Hall owns five of the Top 10 single-game receiving marks in school history. He owns the record with 13 receptions (Tennessee, 2007) and has added 11 receptions (twice) and 10 receptions (twice) in his career.
He also owns three of the Crimson Tide’s Top 10 single-season reception marks. He posted the second-best mark in school history in 2006 with 62 catches. Hall has 50 catches this season, which ranks eighth on the single-season list. He had 48 catches (9th place) in 2005.

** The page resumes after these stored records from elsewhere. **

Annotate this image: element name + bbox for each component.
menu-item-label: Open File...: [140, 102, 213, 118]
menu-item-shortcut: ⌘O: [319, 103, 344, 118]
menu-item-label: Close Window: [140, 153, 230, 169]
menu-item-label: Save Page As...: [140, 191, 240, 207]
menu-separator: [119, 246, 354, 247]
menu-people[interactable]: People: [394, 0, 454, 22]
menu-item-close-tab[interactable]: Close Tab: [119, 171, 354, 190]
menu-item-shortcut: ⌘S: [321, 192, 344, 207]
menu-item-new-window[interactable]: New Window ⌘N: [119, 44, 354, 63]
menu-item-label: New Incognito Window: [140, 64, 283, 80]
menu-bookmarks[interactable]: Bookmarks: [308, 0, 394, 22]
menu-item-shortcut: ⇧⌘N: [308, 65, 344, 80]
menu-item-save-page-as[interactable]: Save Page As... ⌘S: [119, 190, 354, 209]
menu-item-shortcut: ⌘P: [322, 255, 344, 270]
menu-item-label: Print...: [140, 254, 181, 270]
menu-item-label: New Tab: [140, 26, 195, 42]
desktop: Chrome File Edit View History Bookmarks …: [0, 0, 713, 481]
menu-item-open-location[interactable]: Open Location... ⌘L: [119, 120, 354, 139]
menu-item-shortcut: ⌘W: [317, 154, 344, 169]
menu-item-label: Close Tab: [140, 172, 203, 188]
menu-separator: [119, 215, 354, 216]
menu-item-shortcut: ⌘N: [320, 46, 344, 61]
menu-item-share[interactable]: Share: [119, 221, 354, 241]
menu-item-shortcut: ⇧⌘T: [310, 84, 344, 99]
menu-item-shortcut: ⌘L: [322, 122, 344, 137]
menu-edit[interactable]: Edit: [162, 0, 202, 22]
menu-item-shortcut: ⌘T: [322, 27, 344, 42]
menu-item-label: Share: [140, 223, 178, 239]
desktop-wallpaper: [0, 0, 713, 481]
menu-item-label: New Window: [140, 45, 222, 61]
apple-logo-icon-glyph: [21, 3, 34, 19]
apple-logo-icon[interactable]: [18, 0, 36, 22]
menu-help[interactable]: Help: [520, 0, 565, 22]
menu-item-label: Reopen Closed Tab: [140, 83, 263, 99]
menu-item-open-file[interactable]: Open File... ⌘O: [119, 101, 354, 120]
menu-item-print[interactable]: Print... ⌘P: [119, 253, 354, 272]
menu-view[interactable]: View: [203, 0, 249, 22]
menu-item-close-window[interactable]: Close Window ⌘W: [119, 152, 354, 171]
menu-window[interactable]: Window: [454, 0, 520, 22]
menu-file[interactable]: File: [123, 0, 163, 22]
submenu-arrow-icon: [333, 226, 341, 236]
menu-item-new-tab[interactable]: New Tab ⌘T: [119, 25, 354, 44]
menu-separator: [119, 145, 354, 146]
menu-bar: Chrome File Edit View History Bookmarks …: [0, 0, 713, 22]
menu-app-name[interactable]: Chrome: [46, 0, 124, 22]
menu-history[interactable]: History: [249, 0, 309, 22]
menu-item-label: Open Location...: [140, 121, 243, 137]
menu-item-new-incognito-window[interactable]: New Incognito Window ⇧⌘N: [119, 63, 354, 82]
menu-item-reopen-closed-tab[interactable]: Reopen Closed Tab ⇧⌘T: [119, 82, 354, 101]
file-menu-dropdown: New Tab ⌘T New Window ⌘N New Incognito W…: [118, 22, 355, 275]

Hall also owns three of the Crimson Tide’s Top 10 single-game receiving yards marks. The 185 yards against Tennessee on Oct. 20, 2007 ranks as the third-best in school history. He also posted the fifth-best total (172 vs. Arkansas, 2007) and 10th best total (157, Arkansas, 2006) in the last two seasons.

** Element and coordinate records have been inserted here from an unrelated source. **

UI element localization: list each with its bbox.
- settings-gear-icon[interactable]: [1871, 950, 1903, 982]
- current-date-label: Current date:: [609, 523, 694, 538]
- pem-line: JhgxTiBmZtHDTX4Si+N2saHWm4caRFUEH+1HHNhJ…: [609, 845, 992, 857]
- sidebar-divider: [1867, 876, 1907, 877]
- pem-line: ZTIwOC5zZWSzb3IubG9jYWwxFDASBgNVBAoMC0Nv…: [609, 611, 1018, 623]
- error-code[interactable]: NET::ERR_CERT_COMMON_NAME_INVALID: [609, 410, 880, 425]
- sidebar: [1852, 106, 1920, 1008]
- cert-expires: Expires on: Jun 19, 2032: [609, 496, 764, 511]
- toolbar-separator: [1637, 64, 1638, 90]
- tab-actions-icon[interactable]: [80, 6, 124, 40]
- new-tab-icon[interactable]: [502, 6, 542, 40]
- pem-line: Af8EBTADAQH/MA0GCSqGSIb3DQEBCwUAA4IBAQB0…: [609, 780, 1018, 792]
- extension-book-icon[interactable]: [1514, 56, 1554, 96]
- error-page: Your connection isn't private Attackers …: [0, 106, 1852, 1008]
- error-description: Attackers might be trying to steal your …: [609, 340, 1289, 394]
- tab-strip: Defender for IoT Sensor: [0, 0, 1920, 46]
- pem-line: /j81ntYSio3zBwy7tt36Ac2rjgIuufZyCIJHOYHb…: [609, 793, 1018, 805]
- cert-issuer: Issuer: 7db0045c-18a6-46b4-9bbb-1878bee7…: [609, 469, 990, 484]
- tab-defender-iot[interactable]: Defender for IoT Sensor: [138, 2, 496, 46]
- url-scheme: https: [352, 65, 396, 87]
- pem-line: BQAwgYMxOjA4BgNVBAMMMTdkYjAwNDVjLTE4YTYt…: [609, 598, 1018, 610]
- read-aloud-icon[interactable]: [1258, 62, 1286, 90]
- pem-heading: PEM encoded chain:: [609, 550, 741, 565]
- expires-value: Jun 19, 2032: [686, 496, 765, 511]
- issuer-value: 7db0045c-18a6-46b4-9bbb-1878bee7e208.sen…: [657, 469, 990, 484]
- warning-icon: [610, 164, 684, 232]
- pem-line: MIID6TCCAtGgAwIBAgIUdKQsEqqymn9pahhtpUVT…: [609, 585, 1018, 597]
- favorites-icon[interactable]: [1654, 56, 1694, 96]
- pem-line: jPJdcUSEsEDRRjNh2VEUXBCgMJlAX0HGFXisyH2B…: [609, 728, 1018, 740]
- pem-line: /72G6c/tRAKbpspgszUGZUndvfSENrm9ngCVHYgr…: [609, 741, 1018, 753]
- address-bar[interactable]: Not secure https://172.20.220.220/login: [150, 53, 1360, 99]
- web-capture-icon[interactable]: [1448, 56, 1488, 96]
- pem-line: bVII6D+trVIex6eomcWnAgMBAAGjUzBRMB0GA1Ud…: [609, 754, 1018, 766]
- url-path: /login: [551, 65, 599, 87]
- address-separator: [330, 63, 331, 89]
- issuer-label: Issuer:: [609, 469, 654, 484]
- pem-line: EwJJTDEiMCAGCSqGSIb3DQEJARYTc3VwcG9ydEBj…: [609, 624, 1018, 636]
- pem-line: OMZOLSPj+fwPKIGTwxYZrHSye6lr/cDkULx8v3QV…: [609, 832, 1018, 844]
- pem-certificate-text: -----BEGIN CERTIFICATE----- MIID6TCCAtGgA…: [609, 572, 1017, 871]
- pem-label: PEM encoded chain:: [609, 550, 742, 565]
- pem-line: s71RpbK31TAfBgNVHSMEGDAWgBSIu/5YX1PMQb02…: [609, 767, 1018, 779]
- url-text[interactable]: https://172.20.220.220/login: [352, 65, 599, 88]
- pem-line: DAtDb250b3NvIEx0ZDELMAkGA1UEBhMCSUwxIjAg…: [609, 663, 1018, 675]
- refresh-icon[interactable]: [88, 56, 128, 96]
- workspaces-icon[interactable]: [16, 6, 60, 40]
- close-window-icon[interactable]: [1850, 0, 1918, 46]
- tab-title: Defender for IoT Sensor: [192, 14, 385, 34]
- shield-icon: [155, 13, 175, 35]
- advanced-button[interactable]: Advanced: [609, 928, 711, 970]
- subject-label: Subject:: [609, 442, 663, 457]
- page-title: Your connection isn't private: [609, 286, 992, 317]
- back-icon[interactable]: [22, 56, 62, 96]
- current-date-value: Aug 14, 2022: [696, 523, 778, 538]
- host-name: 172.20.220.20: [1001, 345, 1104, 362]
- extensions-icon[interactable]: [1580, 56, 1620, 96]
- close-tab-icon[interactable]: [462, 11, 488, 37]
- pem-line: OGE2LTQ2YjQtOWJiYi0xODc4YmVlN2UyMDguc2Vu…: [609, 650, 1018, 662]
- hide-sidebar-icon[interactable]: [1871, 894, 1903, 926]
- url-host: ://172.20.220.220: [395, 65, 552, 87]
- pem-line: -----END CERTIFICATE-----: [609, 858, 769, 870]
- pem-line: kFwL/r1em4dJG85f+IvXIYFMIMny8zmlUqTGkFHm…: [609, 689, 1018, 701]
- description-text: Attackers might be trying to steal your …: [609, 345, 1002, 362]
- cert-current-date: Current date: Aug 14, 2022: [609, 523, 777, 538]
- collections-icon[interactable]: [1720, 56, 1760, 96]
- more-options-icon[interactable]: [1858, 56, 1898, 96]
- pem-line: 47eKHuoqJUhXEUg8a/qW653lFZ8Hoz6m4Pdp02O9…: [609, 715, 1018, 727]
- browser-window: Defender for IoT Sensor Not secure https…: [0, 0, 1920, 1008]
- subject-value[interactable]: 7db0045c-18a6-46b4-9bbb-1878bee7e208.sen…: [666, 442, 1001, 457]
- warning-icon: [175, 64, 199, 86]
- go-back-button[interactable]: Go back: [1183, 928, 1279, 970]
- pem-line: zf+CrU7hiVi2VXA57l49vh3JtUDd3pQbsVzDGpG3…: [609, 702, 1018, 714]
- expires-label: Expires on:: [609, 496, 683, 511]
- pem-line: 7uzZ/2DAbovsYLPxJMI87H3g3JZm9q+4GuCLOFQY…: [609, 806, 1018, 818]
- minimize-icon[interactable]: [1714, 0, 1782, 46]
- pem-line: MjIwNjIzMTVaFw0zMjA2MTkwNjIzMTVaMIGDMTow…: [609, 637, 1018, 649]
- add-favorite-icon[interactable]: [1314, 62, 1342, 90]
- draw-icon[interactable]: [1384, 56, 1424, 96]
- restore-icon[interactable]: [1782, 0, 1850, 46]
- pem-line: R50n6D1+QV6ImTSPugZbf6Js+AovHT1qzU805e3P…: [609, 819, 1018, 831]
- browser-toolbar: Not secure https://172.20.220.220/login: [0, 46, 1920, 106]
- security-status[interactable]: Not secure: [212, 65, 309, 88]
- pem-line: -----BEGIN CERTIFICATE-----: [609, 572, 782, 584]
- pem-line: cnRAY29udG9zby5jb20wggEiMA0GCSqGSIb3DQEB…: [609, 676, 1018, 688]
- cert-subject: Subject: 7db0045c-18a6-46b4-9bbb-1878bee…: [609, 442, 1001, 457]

Alabama senior defensive end Wallace Gilberry (Bay Minette, Ala.) is having a solid senior season on the Crimson Tide defensive line this season.
Gilberry was recently named a semi-finalist for the Ted Hendricks Award, presented annually to the nation’s best defensive end.

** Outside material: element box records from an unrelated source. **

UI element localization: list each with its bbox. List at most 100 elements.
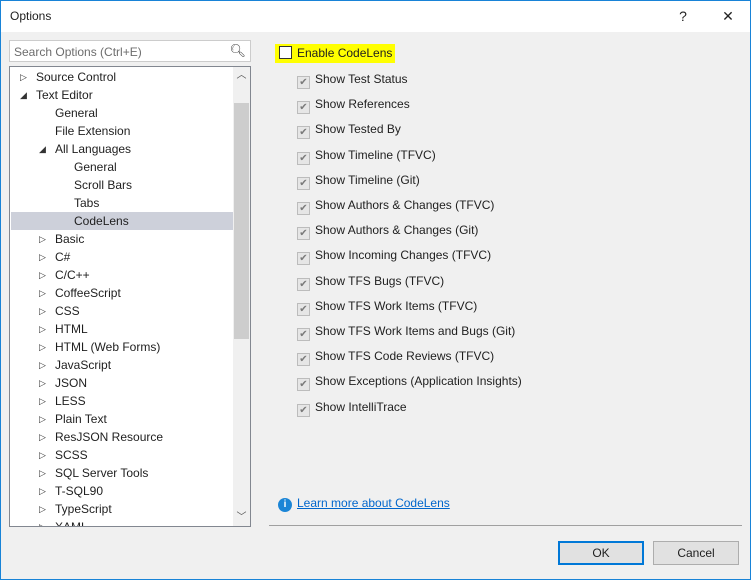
codelens-option-checkbox[interactable]: ✔ Show Authors & Changes (TFVC) bbox=[297, 197, 494, 215]
scroll-up-icon[interactable]: ︿ bbox=[233, 67, 250, 84]
tree-item[interactable]: General bbox=[11, 158, 233, 176]
tree-item[interactable]: ▷ SQL Server Tools bbox=[11, 464, 233, 482]
expanded-arrow-icon[interactable]: ◢ bbox=[39, 140, 46, 158]
checkmark-icon[interactable]: ✔ bbox=[297, 277, 310, 291]
tree-item[interactable]: File Extension bbox=[11, 122, 233, 140]
search-placeholder: Search Options (Ctrl+E) bbox=[14, 45, 142, 59]
codelens-option-checkbox[interactable]: ✔ Show Timeline (TFVC) bbox=[297, 147, 436, 165]
tree-item[interactable]: Scroll Bars bbox=[11, 176, 233, 194]
collapsed-arrow-icon[interactable]: ▷ bbox=[39, 482, 46, 500]
search-icon[interactable]: 🔍︎ bbox=[229, 43, 246, 59]
expanded-arrow-icon[interactable]: ◢ bbox=[20, 86, 27, 104]
codelens-option-checkbox[interactable]: ✔ Show Tested By bbox=[297, 121, 401, 140]
codelens-option-checkbox[interactable]: ✔ Show IntelliTrace bbox=[297, 399, 407, 417]
tree-scrollbar[interactable]: ︿ ﹀ bbox=[233, 67, 250, 526]
tree-item[interactable]: ▷ TypeScript bbox=[11, 500, 233, 518]
tree-item[interactable]: ▷ HTML (Web Forms) bbox=[11, 338, 233, 356]
collapsed-arrow-icon[interactable]: ▷ bbox=[39, 230, 46, 248]
tree-item[interactable]: General bbox=[11, 104, 233, 122]
checkmark-icon[interactable]: ✔ bbox=[297, 302, 310, 316]
collapsed-arrow-icon[interactable]: ▷ bbox=[39, 500, 46, 518]
checkbox-unchecked-icon[interactable] bbox=[279, 46, 292, 59]
tree-item[interactable]: ◢ All Languages bbox=[11, 140, 233, 158]
tree-item[interactable]: ▷ CoffeeScript bbox=[11, 284, 233, 302]
option-label: Show Tested By bbox=[315, 122, 401, 137]
tree-item-label: Scroll Bars bbox=[74, 178, 133, 192]
help-button[interactable]: ? bbox=[671, 5, 695, 27]
tree-item[interactable]: CodeLens bbox=[11, 212, 233, 230]
checkmark-icon[interactable]: ✔ bbox=[297, 328, 310, 341]
collapsed-arrow-icon[interactable]: ▷ bbox=[39, 410, 46, 428]
codelens-option-checkbox[interactable]: ✔ Show Incoming Changes (TFVC) bbox=[297, 247, 491, 266]
codelens-option-checkbox[interactable]: ✔ Show TFS Work Items and Bugs (Git) bbox=[297, 323, 515, 341]
tree-item-label: All Languages bbox=[55, 142, 132, 156]
checkmark-icon[interactable]: ✔ bbox=[297, 353, 310, 367]
tree-item[interactable]: ▷ CSS bbox=[11, 302, 233, 320]
collapsed-arrow-icon[interactable]: ▷ bbox=[39, 518, 46, 526]
tree-item-label: LESS bbox=[55, 394, 86, 408]
collapsed-arrow-icon[interactable]: ▷ bbox=[39, 248, 46, 266]
tree-item[interactable]: ▷ LESS bbox=[11, 392, 233, 410]
collapsed-arrow-icon[interactable]: ▷ bbox=[39, 374, 46, 392]
tree-item[interactable]: ▷ T-SQL90 bbox=[11, 482, 233, 500]
checkmark-icon[interactable]: ✔ bbox=[297, 378, 310, 392]
collapsed-arrow-icon[interactable]: ▷ bbox=[39, 284, 46, 302]
option-label: Show Timeline (TFVC) bbox=[315, 147, 436, 162]
checkmark-icon[interactable]: ✔ bbox=[297, 101, 310, 115]
collapsed-arrow-icon[interactable]: ▷ bbox=[39, 356, 46, 374]
collapsed-arrow-icon[interactable]: ▷ bbox=[39, 392, 46, 410]
option-label: Show Exceptions (Application Insights) bbox=[315, 374, 522, 389]
option-label: Show TFS Bugs (TFVC) bbox=[315, 273, 445, 288]
tree-item-label: ResJSON Resource bbox=[55, 430, 164, 444]
checkmark-icon[interactable]: ✔ bbox=[297, 202, 310, 215]
collapsed-arrow-icon[interactable]: ▷ bbox=[39, 302, 46, 320]
tree-item-label: General bbox=[55, 106, 98, 120]
tree-item[interactable]: ▷ C/C++ bbox=[11, 266, 233, 284]
tree-item[interactable]: ◢ Text Editor bbox=[11, 86, 233, 104]
checkmark-icon[interactable]: ✔ bbox=[297, 227, 310, 241]
tree-item[interactable]: ▷ C# bbox=[11, 248, 233, 266]
tree-item[interactable]: Tabs bbox=[11, 194, 233, 212]
ok-button[interactable]: OK bbox=[558, 541, 644, 565]
search-input[interactable]: Search Options (Ctrl+E) 🔍︎ bbox=[9, 40, 251, 62]
collapsed-arrow-icon[interactable]: ▷ bbox=[39, 266, 46, 284]
tree-item[interactable]: ▷ ResJSON Resource bbox=[11, 428, 233, 446]
collapsed-arrow-icon[interactable]: ▷ bbox=[39, 428, 46, 446]
codelens-option-checkbox[interactable]: ✔ Show TFS Code Reviews (TFVC) bbox=[297, 348, 494, 367]
scrollbar-thumb[interactable] bbox=[234, 103, 249, 339]
tree-item[interactable]: ▷ Source Control bbox=[11, 68, 233, 86]
checkmark-icon[interactable]: ✔ bbox=[297, 76, 310, 89]
cancel-button[interactable]: Cancel bbox=[653, 541, 739, 565]
tree-item[interactable]: ▷ HTML bbox=[11, 320, 233, 338]
collapsed-arrow-icon[interactable]: ▷ bbox=[39, 338, 46, 356]
enable-codelens-label: Enable CodeLens bbox=[297, 46, 393, 60]
tree-item-label: Plain Text bbox=[55, 412, 107, 426]
codelens-option-checkbox[interactable]: ✔ Show Authors & Changes (Git) bbox=[297, 222, 478, 241]
checkmark-icon[interactable]: ✔ bbox=[297, 252, 310, 266]
codelens-option-checkbox[interactable]: ✔ Show References bbox=[297, 96, 410, 115]
tree-item[interactable]: ▷ Basic bbox=[11, 230, 233, 248]
checkmark-icon[interactable]: ✔ bbox=[297, 151, 310, 165]
tree-item[interactable]: ▷ XAML bbox=[11, 518, 233, 526]
collapsed-arrow-icon[interactable]: ▷ bbox=[20, 68, 27, 86]
tree-item[interactable]: ▷ JavaScript bbox=[11, 356, 233, 374]
checkmark-icon[interactable]: ✔ bbox=[297, 126, 310, 140]
tree-item[interactable]: ▷ SCSS bbox=[11, 446, 233, 464]
codelens-option-checkbox[interactable]: ✔ Show Test Status bbox=[297, 71, 408, 89]
tree-item[interactable]: ▷ JSON bbox=[11, 374, 233, 392]
collapsed-arrow-icon[interactable]: ▷ bbox=[39, 320, 46, 338]
collapsed-arrow-icon[interactable]: ▷ bbox=[39, 446, 46, 464]
tree-item[interactable]: ▷ Plain Text bbox=[11, 410, 233, 428]
enable-codelens-checkbox[interactable]: Enable CodeLens bbox=[275, 44, 396, 63]
codelens-option-checkbox[interactable]: ✔ Show TFS Work Items (TFVC) bbox=[297, 298, 477, 316]
checkmark-icon[interactable]: ✔ bbox=[297, 176, 310, 190]
codelens-option-checkbox[interactable]: ✔ Show Exceptions (Application Insights) bbox=[297, 373, 522, 392]
learn-more-link[interactable]: Learn more about CodeLens bbox=[297, 496, 450, 510]
codelens-option-checkbox[interactable]: ✔ Show TFS Bugs (TFVC) bbox=[297, 273, 444, 291]
tree-item-label: JSON bbox=[55, 376, 88, 390]
collapsed-arrow-icon[interactable]: ▷ bbox=[39, 464, 46, 482]
scroll-down-icon[interactable]: ﹀ bbox=[233, 509, 250, 526]
codelens-option-checkbox[interactable]: ✔ Show Timeline (Git) bbox=[297, 172, 420, 190]
close-button[interactable]: ✕ bbox=[716, 5, 740, 27]
checkmark-icon[interactable]: ✔ bbox=[297, 403, 310, 417]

He leads the Tide with nine sacks and 22 TFLs this season.
Gilberry leads the SEC with 22 tackles for loss (-80) yards this season. He also leads the league with two TFLs per game this year.
He has at least one TFL in nine of 11 games this season, including five of his last six games.
Gilberry has 17.5 tackles for loss in his last six games. He had only 4.5 TFLs in his first five games.
He has recorded 7.5 TFLs in his last two games against Mississippi State (3) and UL Monroe (4).
Gilberry had a career-high 4.5 TFLs (-12) in the Tide’s homecoming win over Houston, including a first-quarter safety that helped the Tide build a 23-0 lead.
He also added three TFLs against Tennessee, LSU and Mississippi State.
Gilberry is tied with Ole Miss’ Greg Hardy for first place in the SEC with nine total sacks and two sacks per game.
Gilberry is also third nationally with two sacks per game this season.
All nine sacks have come in the Tide’s last six games, including a career-best three sacks (-19 yards) against No. 3 LSU on Nov. 3 at Bryant-Denny Stadium.
At one point in the second quarter, Gilberry sacked LSU quarterback Matt Flynn on consecutive plays.
Gilberry had two sacks in wins over Houston (Oct. 6) and Ole Miss (Oct. 13).
Overall, he is Alabama’s second-leading tackler with 69 stops in 11 games.
He also leads the Tide with 12 quarterback hurries and has added two breakups and two forced fumbles.
In 48 career games, Gilberry has 177 tackles, including 94 solo stops.
Gilberry is third in Tide history with 30 career TFLs and is just four shy of the all-time record held by Kindal Moorehead (34). DeMeco Ryans is second all-time with 33 TFLs.
Gilberry is also third in school history with 50.5 combined tackle behind the line (sacks and TFLs combined).
He is sixth in Tide history with 20.5 career sacks.
Alabama has recorded 16 sacks (-102 yards) in its last six games, compared to only five sacks (-46 yards) in the first five games of the season.
A total of 10 different players have at least one sack this season.
Gilberry leads the Crimson Tide with nine sacks (-48 yards) this season.
All nine of his sacks have come in the last six games, including a career-high three sacks against No. 3 LSU on Nov. 3.
Gilberry had three sacks for -19 yards against the Tigers, including sacks on back-to-back plays in the second quarter.
He had two sacks each against Houston (Oct. 6) and Ole Miss (Oct. 13).
Ezekial Knight is second on the team with sacks (-31). Brandon Deaderick and Lorenzo Washington have two sacks.
Rashad Johnson, Rolando McClain, Darren Mustin, Bobby Greenwood, Prince Hall and Simeon Castille also have a sack.
The Crimson Tide had a season-high five sacks in its win over Houston on Oct. 6. Gilberry had two sacks, while Deaderick, Washington and Mustin added one each.
The five sacks against Houston were the most by Alabama since the 2005 season opener against Middle Tennessee.
ON THIS DATE
Alabama is 7-1-2 (.800) in games played on Nov. 24 and has not played on this date since the 1956 season.
The Crimson Tide’s last game on Nov. 24 was a 13-13 tie with Southern Mississippi in Tuscaloosa during the 1956 season.
Alabama and Auburn have never met on this date.
Coach Saban is 0-1 in games played on Nov. 24 as LSU lost at Arkansas 14-3 during the 2000 season.